BBC Children in Need has devised a new strategy for its small and main grants programmes.
The charity, which raised a record on-the-night total of £26.7m from its latest TV appeal in November, said it wanted to respond to applications more quickly.
The main programme, for which the application deadline is 15 May, will make grants of more than £10,000 over three years. It has no upper limit, but makes few grants of more than £100,000.
The small grants programme, which closes to applications on 1 June, awards funding of less than £10,000 over one year. Grants are awarded to UK charities and non-profit organisations that work with disadvantaged children and young people.
Under the new strategy, at least 100 more small grants will be made this year. In 2012, the charity awarded 650 small grants, it said.
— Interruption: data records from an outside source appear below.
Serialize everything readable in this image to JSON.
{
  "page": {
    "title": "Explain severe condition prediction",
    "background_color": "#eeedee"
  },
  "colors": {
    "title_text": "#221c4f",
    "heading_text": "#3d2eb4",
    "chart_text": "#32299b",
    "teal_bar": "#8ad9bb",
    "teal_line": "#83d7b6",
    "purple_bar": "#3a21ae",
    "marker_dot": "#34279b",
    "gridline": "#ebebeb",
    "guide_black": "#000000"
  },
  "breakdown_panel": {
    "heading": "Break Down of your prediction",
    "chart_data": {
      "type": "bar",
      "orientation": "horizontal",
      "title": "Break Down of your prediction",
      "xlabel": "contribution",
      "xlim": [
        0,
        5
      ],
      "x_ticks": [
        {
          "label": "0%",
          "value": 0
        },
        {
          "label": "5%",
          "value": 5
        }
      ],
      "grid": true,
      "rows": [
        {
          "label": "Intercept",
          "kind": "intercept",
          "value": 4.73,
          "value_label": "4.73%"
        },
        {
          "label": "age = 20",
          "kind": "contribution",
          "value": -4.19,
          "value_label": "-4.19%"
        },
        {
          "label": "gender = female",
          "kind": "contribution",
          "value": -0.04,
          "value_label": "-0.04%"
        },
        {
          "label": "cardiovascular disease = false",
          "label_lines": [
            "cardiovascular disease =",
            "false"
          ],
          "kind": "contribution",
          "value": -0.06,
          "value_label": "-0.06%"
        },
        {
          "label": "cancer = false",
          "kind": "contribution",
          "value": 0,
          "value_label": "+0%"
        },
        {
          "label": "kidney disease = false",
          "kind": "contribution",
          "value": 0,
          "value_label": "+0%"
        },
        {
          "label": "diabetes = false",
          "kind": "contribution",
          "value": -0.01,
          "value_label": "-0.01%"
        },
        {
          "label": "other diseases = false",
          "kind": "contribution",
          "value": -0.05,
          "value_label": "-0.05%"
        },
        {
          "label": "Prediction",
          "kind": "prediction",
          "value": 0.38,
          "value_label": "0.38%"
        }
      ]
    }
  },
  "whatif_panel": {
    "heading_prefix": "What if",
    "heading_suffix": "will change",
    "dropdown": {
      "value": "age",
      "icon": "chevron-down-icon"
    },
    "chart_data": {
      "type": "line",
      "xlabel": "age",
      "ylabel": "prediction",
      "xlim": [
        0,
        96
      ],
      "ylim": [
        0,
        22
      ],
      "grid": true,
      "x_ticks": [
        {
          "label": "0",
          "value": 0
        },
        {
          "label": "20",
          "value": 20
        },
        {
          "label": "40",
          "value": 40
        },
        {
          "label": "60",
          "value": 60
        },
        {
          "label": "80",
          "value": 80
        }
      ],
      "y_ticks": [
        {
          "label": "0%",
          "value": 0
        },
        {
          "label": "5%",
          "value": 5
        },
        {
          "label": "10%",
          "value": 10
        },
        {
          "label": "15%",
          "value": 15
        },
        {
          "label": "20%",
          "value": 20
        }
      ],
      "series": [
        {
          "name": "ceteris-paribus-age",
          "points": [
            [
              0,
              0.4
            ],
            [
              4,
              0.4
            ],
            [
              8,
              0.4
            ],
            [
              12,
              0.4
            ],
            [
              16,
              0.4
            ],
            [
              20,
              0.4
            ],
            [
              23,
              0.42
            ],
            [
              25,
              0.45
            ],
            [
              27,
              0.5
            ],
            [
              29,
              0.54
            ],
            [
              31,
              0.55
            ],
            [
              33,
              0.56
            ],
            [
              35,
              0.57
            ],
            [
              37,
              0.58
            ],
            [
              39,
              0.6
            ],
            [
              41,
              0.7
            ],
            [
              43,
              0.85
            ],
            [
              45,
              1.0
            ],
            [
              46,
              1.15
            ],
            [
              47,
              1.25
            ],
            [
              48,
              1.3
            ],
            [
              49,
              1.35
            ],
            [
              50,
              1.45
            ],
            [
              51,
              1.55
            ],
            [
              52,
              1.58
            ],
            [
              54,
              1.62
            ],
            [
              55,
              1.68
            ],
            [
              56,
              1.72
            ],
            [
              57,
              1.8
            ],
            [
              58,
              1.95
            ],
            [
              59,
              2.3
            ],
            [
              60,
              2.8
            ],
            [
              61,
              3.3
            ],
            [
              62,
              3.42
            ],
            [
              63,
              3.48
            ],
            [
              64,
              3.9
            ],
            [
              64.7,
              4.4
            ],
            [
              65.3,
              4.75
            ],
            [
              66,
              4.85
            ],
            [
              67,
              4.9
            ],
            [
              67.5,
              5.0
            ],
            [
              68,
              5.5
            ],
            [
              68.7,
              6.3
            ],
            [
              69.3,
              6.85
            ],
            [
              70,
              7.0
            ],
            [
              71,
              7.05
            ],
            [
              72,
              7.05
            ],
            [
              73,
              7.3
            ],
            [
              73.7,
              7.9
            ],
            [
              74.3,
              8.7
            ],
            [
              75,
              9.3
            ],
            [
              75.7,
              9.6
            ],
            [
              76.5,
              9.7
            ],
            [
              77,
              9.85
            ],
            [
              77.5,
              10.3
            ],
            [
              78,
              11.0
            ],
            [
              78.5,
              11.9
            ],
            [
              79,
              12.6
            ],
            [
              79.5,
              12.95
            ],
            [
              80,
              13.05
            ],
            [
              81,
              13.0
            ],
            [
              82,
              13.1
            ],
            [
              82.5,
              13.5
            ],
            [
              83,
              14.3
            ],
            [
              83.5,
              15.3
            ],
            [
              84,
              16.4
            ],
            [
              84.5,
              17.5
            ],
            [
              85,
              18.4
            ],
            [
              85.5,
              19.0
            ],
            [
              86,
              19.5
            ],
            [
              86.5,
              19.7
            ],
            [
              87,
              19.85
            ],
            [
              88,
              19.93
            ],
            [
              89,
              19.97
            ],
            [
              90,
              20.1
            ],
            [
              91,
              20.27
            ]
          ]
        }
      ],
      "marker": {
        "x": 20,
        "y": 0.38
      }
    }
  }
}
The programme will have five grant rounds a year, instead of the previous four, and the response time is being reduced from 14 weeks to between eight and 10.
A spokeswoman for Children in Need was unable to confirm the total amount of funding available under either programme.
For main grants, a two-stage application process has been introduced, with four deadlines a year. Charities will find out within four weeks whether they have progressed to the full application stage, rather than having to wait 12 weeks for a final decision, as before.
Children in Need said the changes would help it to better quantify and describe the impact of its grant-making on children’s lives. The charity said there would be more focus on "learning relationships" with grant holders about the factors that support and inhibit success in the work it funds.
Sheila-Jane Malley, the charity’s director of grants and policy, said: "We constantly review our grant-making, and the new strategy is to make sure we are as straightforward and streamlined as possible for organisations to access."